MACAPÁ (AP) – Por Dom Pedro José Conti
Reflexão para o 12º domingo do Tempo Comum| 23 de Junho de 2024 – Ano “B”
A Coragem estava sendo perseguida pelo Medo. Procurou abrigo para passar a noite. Bateu à porta da Covardia, porém ela não lhe abriu e disse que não a conhecia. Bateu à porta da Mentira, que também não lhe atendeu alegando não estar em casa. Bateu, enfim, à porta da Preguiça, e ela se justificou: “Já estou deitada”. Então, a Coragem tomou coragem. Bateu à porta da Vontade e essa logo a abriu convidando-a para entrar. Quando amanheceu, as duas saíram de casa e o Medo vendo a Coragem e a Vontade juntas, fugiu.
:: Acesse aqui mais artigos de dom Pedro Conti
Continuando na sua “catequese”, o evangelho de Marcos do 12º Domingo do Tempo Comum, apresenta-nos mais uma pergunta sobre a identidade de Jesus. “Quem é este homem, a quem até o vento e o mar obedecem?” assim os discípulos “diziam uns aos outros”, depois que Jesus acalmou a tempestade durante a travessia do Mar da Galileia.
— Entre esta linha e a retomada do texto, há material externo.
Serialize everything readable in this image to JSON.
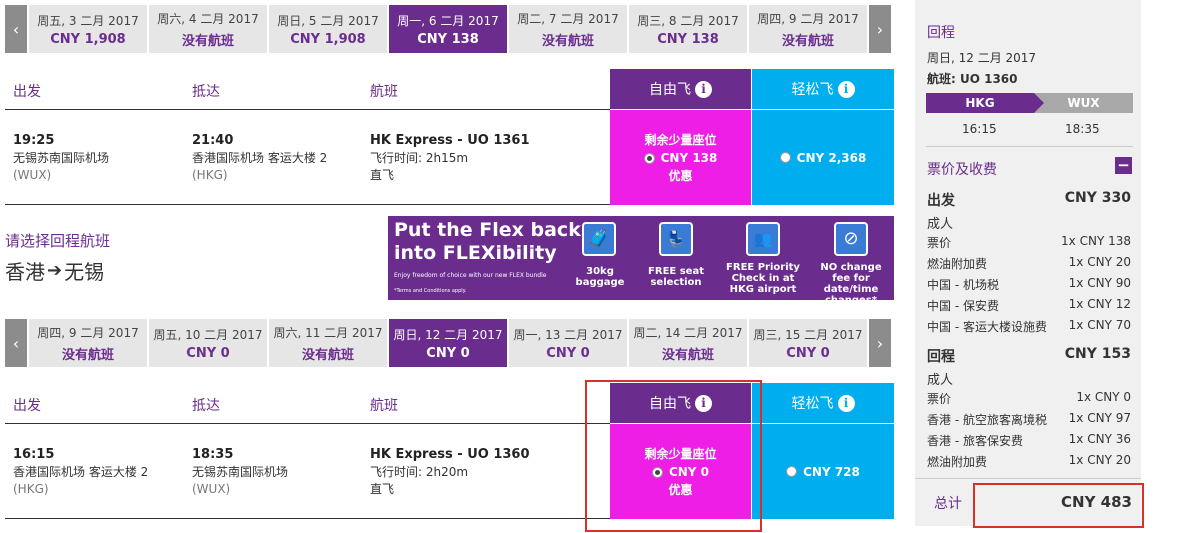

Podemos ficar encantados com o poder de Jesus, mas é mais do que evidente que o evangelista quer nos conduzir muito mais longe que, simplesmente, nos contar um fato extraordinário ou milagroso. O objetivo do anúncio evangélico é sempre fazer-nos crescer na fé e na confiança em Jesus. Com efeito, é ele mesmo que questiona os discípulos: “Por que sois tão medrosos? Ainda não tendes fé?”.
O medo dos discípulos é devido ao vento muito forte e às ondas que começavam a encher o barco. No entanto, Jesus parece não ligar para isso; ele dorme “sobre um travesseiro”. A quem apelar? Foi o Mestre que ordenou ir para “a outra margem”. Os discípulos, então, decidem acordá-lo com um grito de socorro: “Estamos perecendo e tu não te importas?”. Pelas palavras deles e de Jesus entendemos que há algo mais em jogo que aquele momento de tempestade e de medo. Naquele barco está o Mestre e a sua nova e pequena comunidade; eles são os seus primeiros seguidores. O evangelho, porém, foi escrito sobretudo para aqueles que virão depois, preparando-se para seguir Jesus – os catecúmenos – ou os já batizados e, portanto, todos os cristãos. A ordem de ir “para a outra margem” é uma antecipação do envio missionário fora das cidades conhecidas de Cafarnaum e Nazaré.
Pelas suas palavras e atitudes, Jesus está encontrando a incompreensão dos familiares e aparecem verdadeiros adversários que já pensam como matá-lo (Mc 3,6). O medo dos discípulos, então, não é somente o da tempestade; é, antes, o de morrer com Jesus e, sabemos, que esse medo os acompanhará até o final, quando fugirão todos na hora da cruz (Mc 14,30). No entanto Jesus “dorme”, ou seja, parece despreocupado, ausente. Será? Talvez esse era o pensamento das primeiras comunidades quando foi escrito o evangelho de Marcos. Há momentos de provação e dificuldades pessoais e comunitárias, nos quais nós também duvidamos da promessa de Jesus de estar conosco, todos os dias, até o fim dos tempos (Mt 28,20).
Depende de como entendemos a presença de Jesus no meio de nós, presença garantida, também, com o dom do Espírito Santo, porque é aí que nós podemos entender melhor. Com certeza, nós gostaríamos que o Senhor atendesse imediatamente os nossos pedidos e, assim, resolvesse todos os nossos problemas, quem sabe, podendo ser nós a dormir tranquilamente, cobrando tudo dele. Não é bem assim. Desde o início daquela que chamamos “história da salvação”, Deus chamou homens e mulheres para colaborar com ele.
Alguns obedeceram e fizeram coisas prodigiosas, outros menos, outros, infelizmente, desobedeceram. Igualmente fez Jesus quando anunciou a chegada do Reino e, mais ainda, após sua morte e ressurreição. Sempre ele irá se servir da nossa pobre colaboração, sempre saberá chamar e inspirar alguém para ajudar, também se passando por momentos de martírio e de necessária conversão.
Em lugar de cultivar dúvidas, precisamos vencer o medo, crescer na confiança e na certeza de que ele está sempre conosco, sobretudo no sofrimento e nas provações. Devemos colocar na conta do Reino, além do cêntuplo, também violência e perseguições (Mc 10,30). Se a Coragem e a Vontade juntas venceram o Medo, mais ainda, isso acontecerá somando a força e a luz da Fé.